Pulmonary nociceptors are potentially connected with neuroepithelial bodies.

Pulmonary Medicine, University of Louisville, Louisville, KY 40292, USA.
Advances in Experimental Medicine and Biology (Impact Factor: 2.01). 02/2006; 580:301-6; discussion 351-9. DOI: 10.1007/0-387-31311-7_46
Source: PubMed

ABSTRACT Airway sensory receptors regulate cardiopulmonary function by providing constant information about the mechanical and chemical status of the lung to the central nervous system (CNS). There are at least three airway sensor types: slowly adapting receptors (SARs), rapidly adapting receptors (RARs), and C-fiber receptors (CFRs). We recently identified additional A-delta fiber receptors in intact rabbits that are different from SARs and RARs. Having a high mechanical threshold, they respond to hypertonic saline and are termed high threshold A-delta receptors (HTARs). SARs and RARs monitor airway mechanical changes, whereas HTARs and CFRs sense chemical alterations and may serve as nociceptors. As with nociceptors in other tissue, the latter are activated during lung inflammatory processes. Also, the airway houses neuroendocrine cells aggregated in organoids called neuroepithelial bodies (NEBs). NEBs are richly innervated by nerve fibers from different origins.

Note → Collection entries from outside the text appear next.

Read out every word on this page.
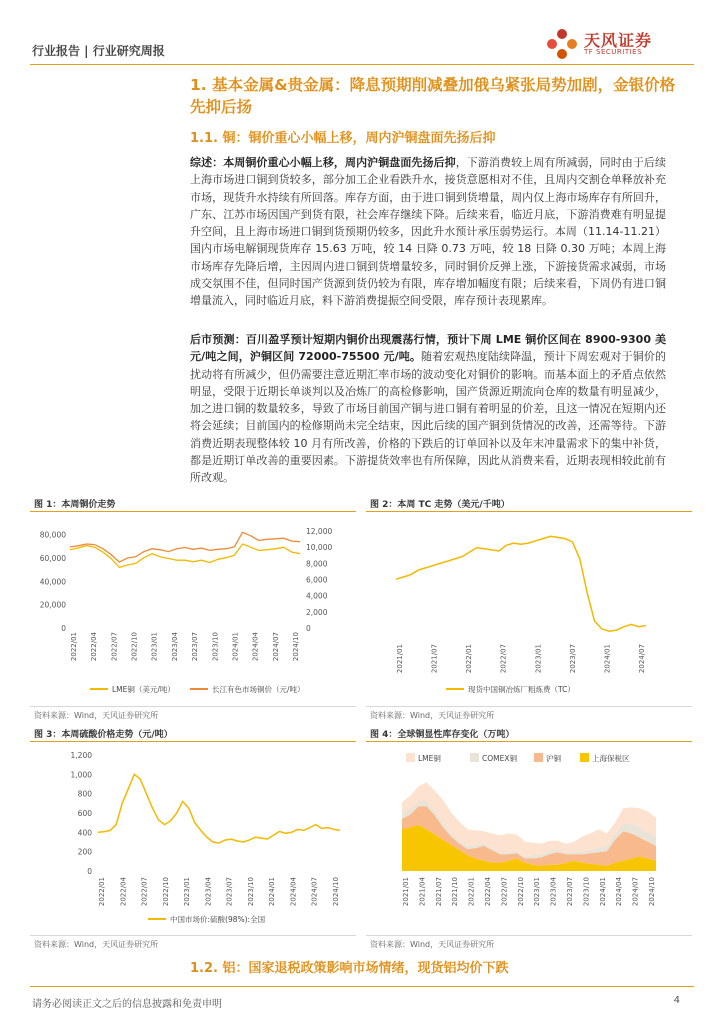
行业报告 | 行业研究周报
天风证券
TF SECURITIES
1. 基本金属&贵金属：降息预期削减叠加俄乌紧张局势加剧，金银价格先抑后扬
1.1. 铜：铜价重心小幅上移，周内沪铜盘面先扬后抑
综述：本周铜价重心小幅上移，周内沪铜盘面先扬后抑，下游消费较上周有所减弱，同时由于后续上海市场进口铜到货较多，部分加工企业看跌升水，接货意愿相对不佳，且周内交割仓单释放补充市场，现货升水持续有所回落。库存方面，由于进口铜到货增量，周内仅上海市场库存有所回升，广东、江苏市场因国产到货有限，社会库存继续下降。后续来看，临近月底，下游消费难有明显提升空间，且上海市场进口铜到货预期仍较多，因此升水预计承压弱势运行。本周（11.14-11.21）国内市场电解铜现货库存 15.63 万吨，较 14 日降 0.73 万吨，较 18 日降 0.30 万吨；本周上海市场库存先降后增，主因周内进口铜到货增量较多，同时铜价反弹上涨，下游接货需求减弱，市场成交氛围不佳，但同时国产货源到货仍较为有限，库存增加幅度有限；后续来看，下周仍有进口铜增量流入，同时临近月底，料下游消费提振空间受限，库存预计表现累库。
后市预测：百川盈孚预计短期内铜价出现震荡行情，预计下周 LME 铜价区间在 8900-9300 美元/吨之间，沪铜区间 72000-75500 元/吨。随着宏观热度陆续降温，预计下周宏观对于铜价的扰动将有所减少，但仍需要注意近期汇率市场的波动变化对铜价的影响。而基本面上的矛盾点依然明显，受限于近期长单谈判以及冶炼厂的高检修影响，国产货源近期流向仓库的数量有明显减少，加之进口铜的数量较多，导致了市场目前国产铜与进口铜有着明显的价差，且这一情况在短期内还将会延续；目前国内的检修期尚未完全结束，因此后续的国产铜到货情况的改善，还需等待。下游消费近期表现整体较 10 月有所改善，价格的下跌后的订单回补以及年末冲量需求下的集中补货，都是近期订单改善的重要因素。下游提货效率也有所保障，因此从消费来看，近期表现相较此前有所改观。
图 1：本周铜价走势
0
20,000
40,000
60,000
80,000
0
2,000
4,000
6,000
8,000
10,000
12,000
2022/01 2022/04 2022/07 2022/10 2023/01 2023/04 2023/07 2023/10 2024/01 2024/04 2024/07 2024/10
LME铜（美元/吨）	长江有色市场铜价（元/吨）
资料来源：Wind，天风证券研究所
图 2：本周 TC 走势（美元/千吨）
2021/01	2021/07	2022/01	2022/07	2023/01	2023/07	2024/01	2024/07
现货中国铜冶炼厂粗炼费（TC）
资料来源：Wind，天风证券研究所
图 3：本周硫酸价格走势（元/吨）
0
200
400
600
800
1,000
1,200
2022/01 2022/04 2022/07 2022/10 2023/01 2023/04 2023/07 2023/10 2024/01 2024/04 2024/07 2024/10
中国市场价:硫酸(98%):全国
资料来源：Wind，天风证券研究所
图 4：全球铜显性库存变化（万吨）
2021/01 2021/04 2021/07 2021/10 2022/01 2022/04 2022/07 2022/10 2023/01 2023/04 2023/07 2023/10 2024/01 2024/04 2024/07 2024/10
LME铜	COMEX铜	沪铜	上海保税区
资料来源：Wind，天风证券研究所
1.2. 铝：国家退税政策影响市场情绪，现货铝均价下跌
请务必阅读正文之后的信息披露和免责申明	4
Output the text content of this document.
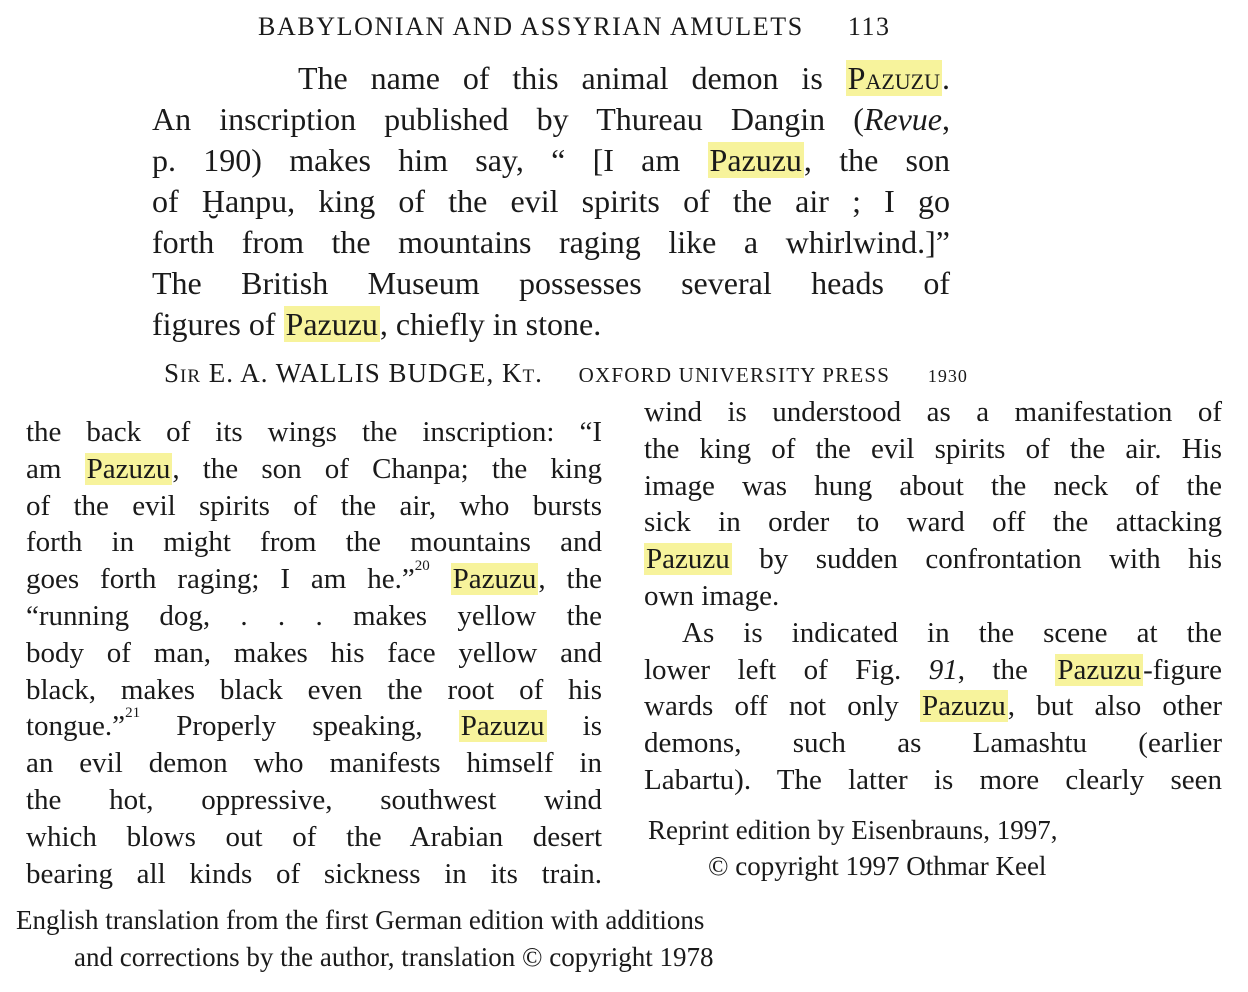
BABYLONIAN AND ASSYRIAN AMULETS 113
The name of this animal demon is Pazuzu.
An inscription published by Thureau Dangin (Revue,
p. 190) makes him say, “ [I am Pazuzu, the son
of Ḫanpu, king of the evil spirits of the air ; I go
forth from the mountains raging like a whirlwind.]”
The British Museum possesses several heads of
figures of Pazuzu, chiefly in stone.
Sir E. A. WALLIS BUDGE, Kt. OXFORD UNIVERSITY PRESS 1930
the back of its wings the inscription: “I
am Pazuzu, the son of Chanpa; the king
of the evil spirits of the air, who bursts
forth in might from the mountains and
goes forth raging; I am he.”$^{20}$ Pazuzu, the
“running dog, . . . makes yellow the
body of man, makes his face yellow and
black, makes black even the root of his
tongue.”$^{21}$ Properly speaking, Pazuzu is
an evil demon who manifests himself in
the hot, oppressive, southwest wind
which blows out of the Arabian desert
bearing all kinds of sickness in its train.
wind is understood as a manifestation of
the king of the evil spirits of the air. His
image was hung about the neck of the
sick in order to ward off the attacking
Pazuzu by sudden confrontation with his
own image.
As is indicated in the scene at the
lower left of Fig. 91, the Pazuzu-figure
wards off not only Pazuzu, but also other
demons, such as Lamashtu (earlier
Labartu). The latter is more clearly seen
Reprint edition by Eisenbrauns, 1997,
© copyright 1997 Othmar Keel
English translation from the first German edition with additions
and corrections by the author, translation © copyright 1978
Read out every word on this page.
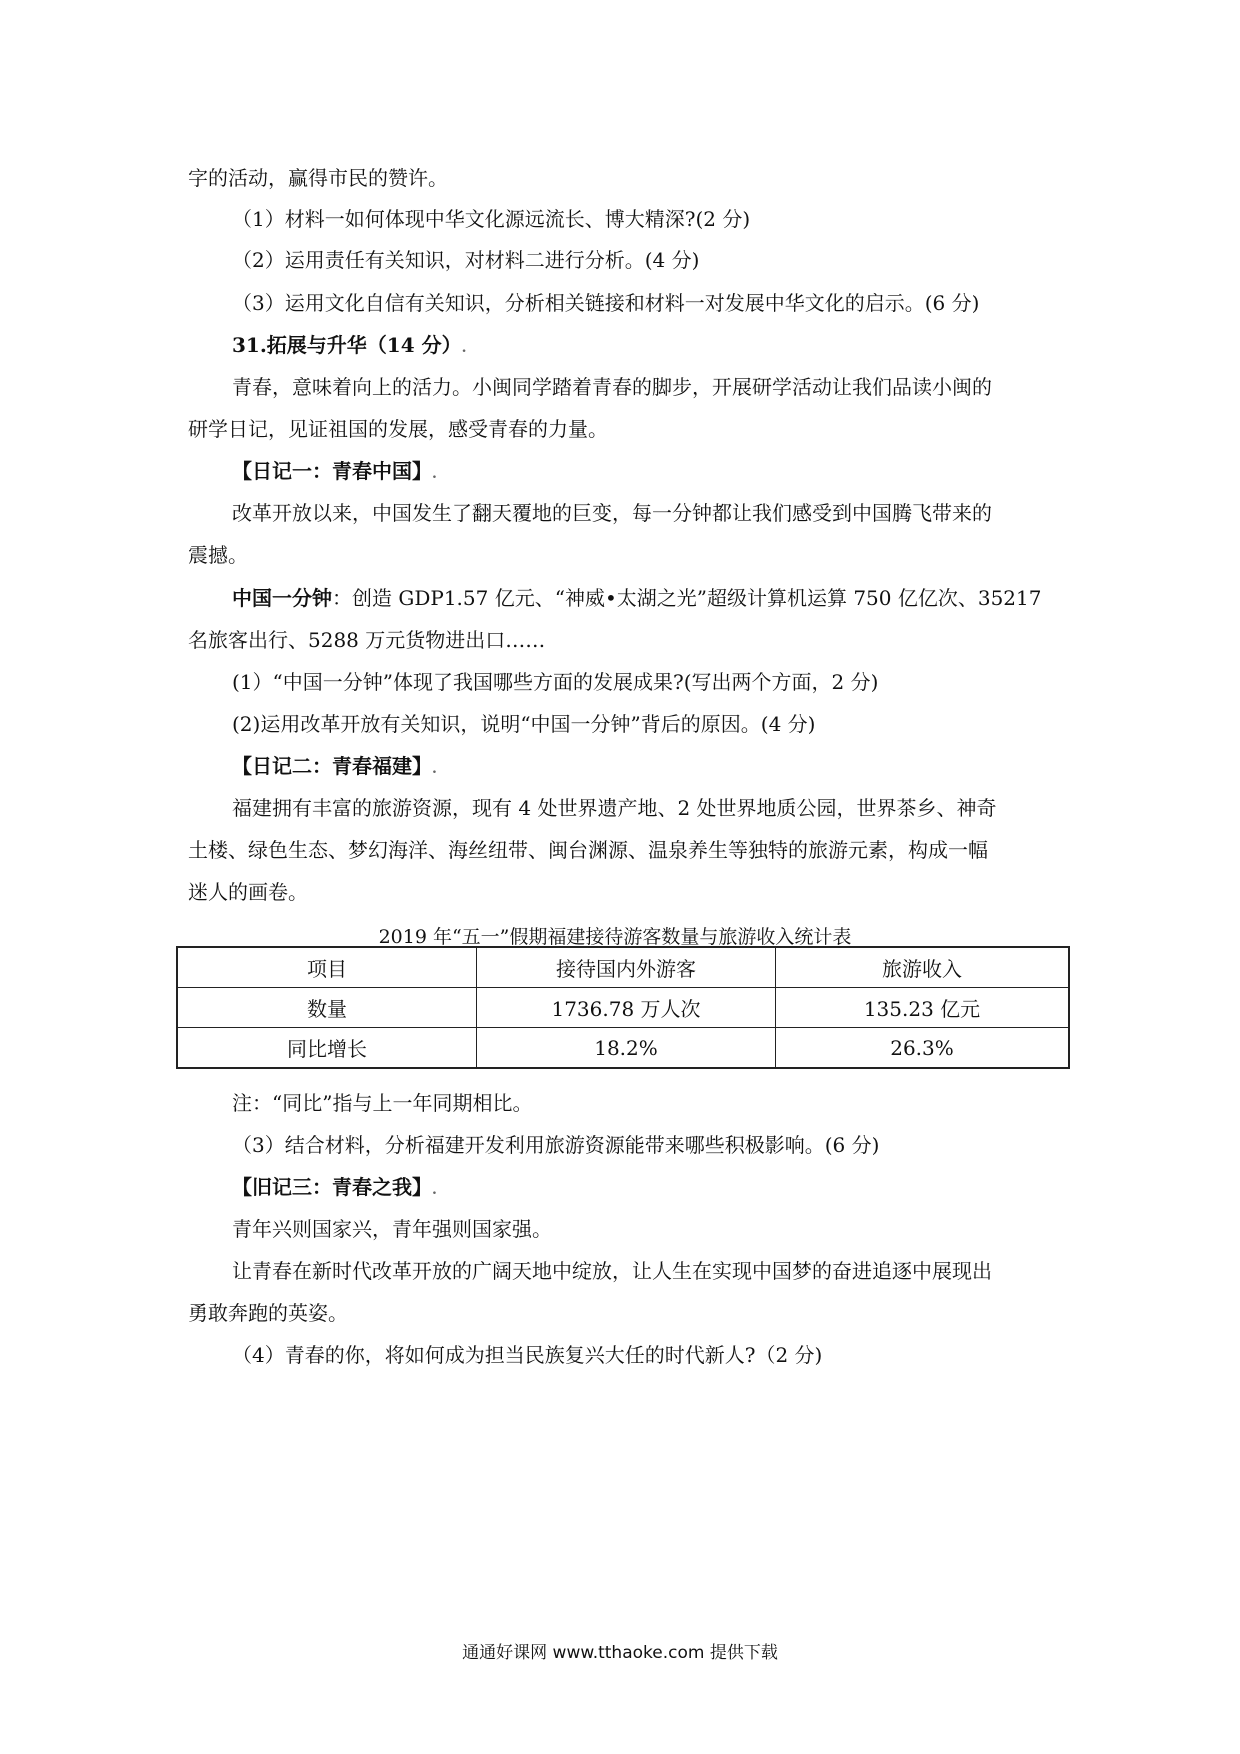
字的活动，赢得市民的赞许。
（1）材料一如何体现中华文化源远流长、博大精深?(2 分)
（2）运用责任有关知识，对材料二进行分析。(4 分)
（3）运用文化自信有关知识，分析相关链接和材料一对发展中华文化的启示。(6 分)
31.拓展与升华（14 分）.
青春，意味着向上的活力。小闽同学踏着青春的脚步，开展研学活动让我们品读小闽的
研学日记，见证祖国的发展，感受青春的力量。
【日记一：青春中国】.
改革开放以来，中国发生了翻天覆地的巨变，每一分钟都让我们感受到中国腾飞带来的
震撼。
中国一分钟：创造 GDP1.57 亿元、“神威•太湖之光”超级计算机运算 750 亿亿次、35217
名旅客出行、5288 万元货物进出口……
(1）“中国一分钟”体现了我国哪些方面的发展成果?(写出两个方面，2 分)
(2)运用改革开放有关知识，说明“中国一分钟”背后的原因。(4 分)
【日记二：青春福建】.
福建拥有丰富的旅游资源，现有 4 处世界遗产地、2 处世界地质公园，世界茶乡、神奇
土楼、绿色生态、梦幻海洋、海丝纽带、闽台渊源、温泉养生等独特的旅游元素，构成一幅
迷人的画卷。
2019 年“五一”假期福建接待游客数量与旅游收入统计表
项目	接待国内外游客	旅游收入
数量	1736.78 万人次	135.23 亿元
同比增长	18.2%	26.3%
注：“同比”指与上一年同期相比。
（3）结合材料，分析福建开发利用旅游资源能带来哪些积极影响。(6 分)
【旧记三：青春之我】.
青年兴则国家兴，青年强则国家强。
让青春在新时代改革开放的广阔天地中绽放，让人生在实现中国梦的奋进追逐中展现出
勇敢奔跑的英姿。
（4）青春的你，将如何成为担当民族复兴大任的时代新人?（2 分)
通通好课网 www.tthaoke.com 提供下载
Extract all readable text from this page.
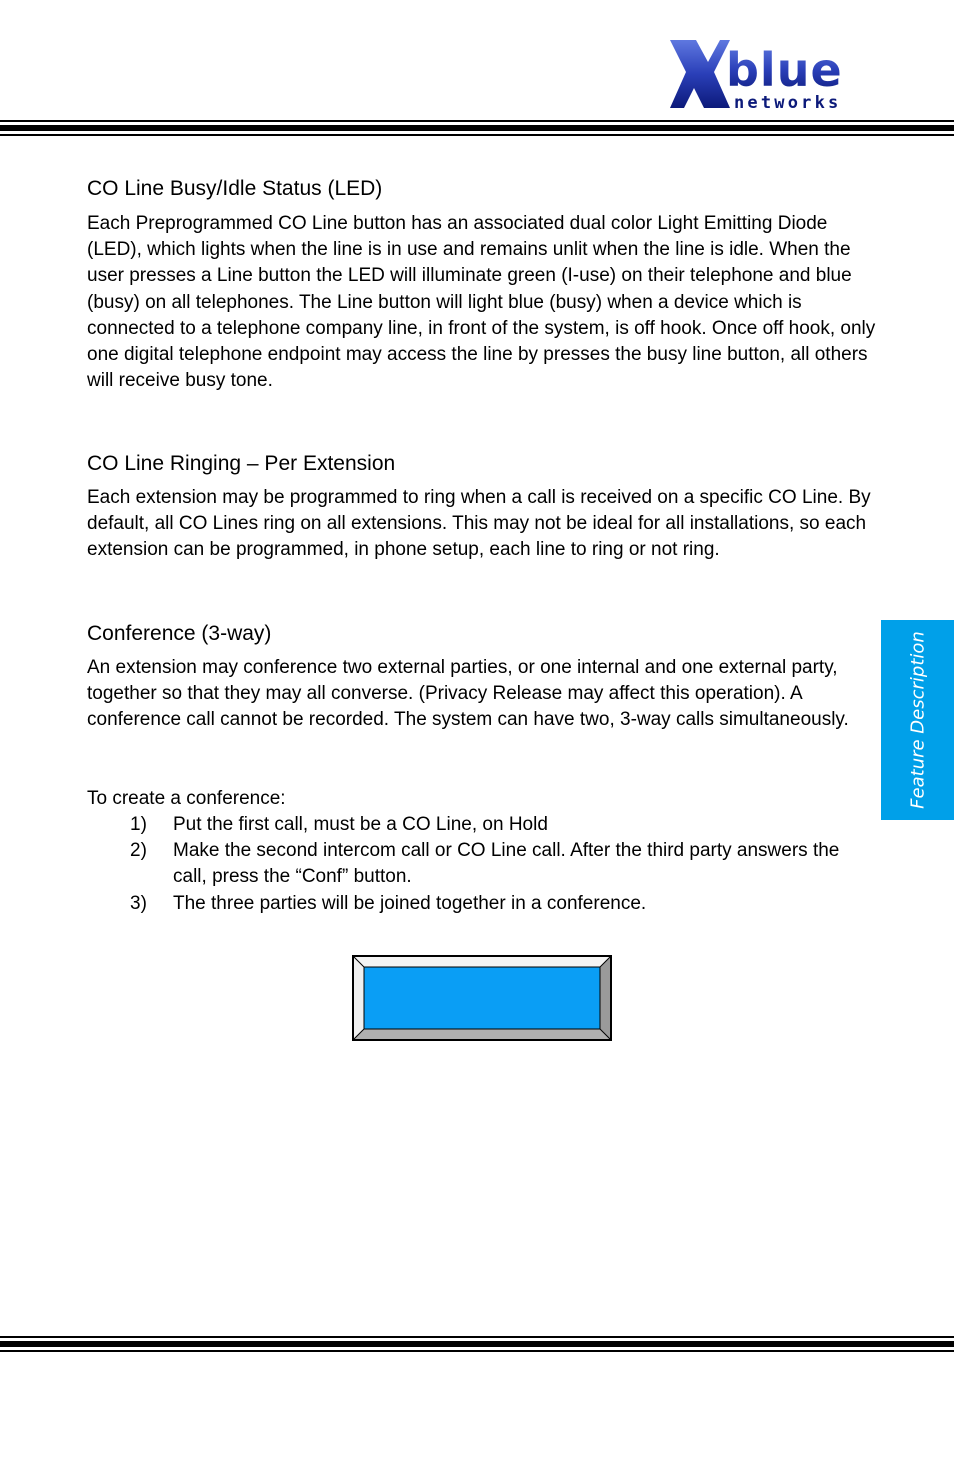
blue
networks
CO Line Busy/Idle Status (LED)

Each Preprogrammed CO Line button has an associated dual color Light Emitting Diode (LED), which lights when the line is in use and remains unlit when the line is idle. When the user presses a Line button the LED will illuminate green (I-use) on their telephone and blue (busy) on all telephones. The Line button will light blue (busy) when a device which is connected to a telephone company line, in front of the system, is off hook. Once off hook, only one digital telephone endpoint may access the line by presses the busy line button, all others will receive busy tone.

CO Line Ringing – Per Extension

Each extension may be programmed to ring when a call is received on a specific CO Line. By default, all CO Lines ring on all extensions. This may not be ideal for all installations, so each extension can be programmed, in phone setup, each line to ring or not ring.

Conference (3-way)

An extension may conference two external parties, or one internal and one external party, together so that they may all converse. (Privacy Release may affect this operation). A conference call cannot be recorded. The system can have two, 3-way calls simultaneously.

To create a conference:

1) Put the first call, must be a CO Line, on Hold
2) Make the second intercom call or CO Line call. After the third party answers the call, press the “Conf” button.
3) The three parties will be joined together in a conference.
Feature Description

Similar in structure to the carotid bodies, NEBs are believed to be sensors, with at least some sensory fibers that have cell bodies in the nodose ganglia. Therefore, they may serve CNS reflex functions. Strategically located at airway bifurcations, NEBs may signal the chemical composition of or presence of irritants in the air. This study intends to explore the possibility that NEBs are associated with nociceptors.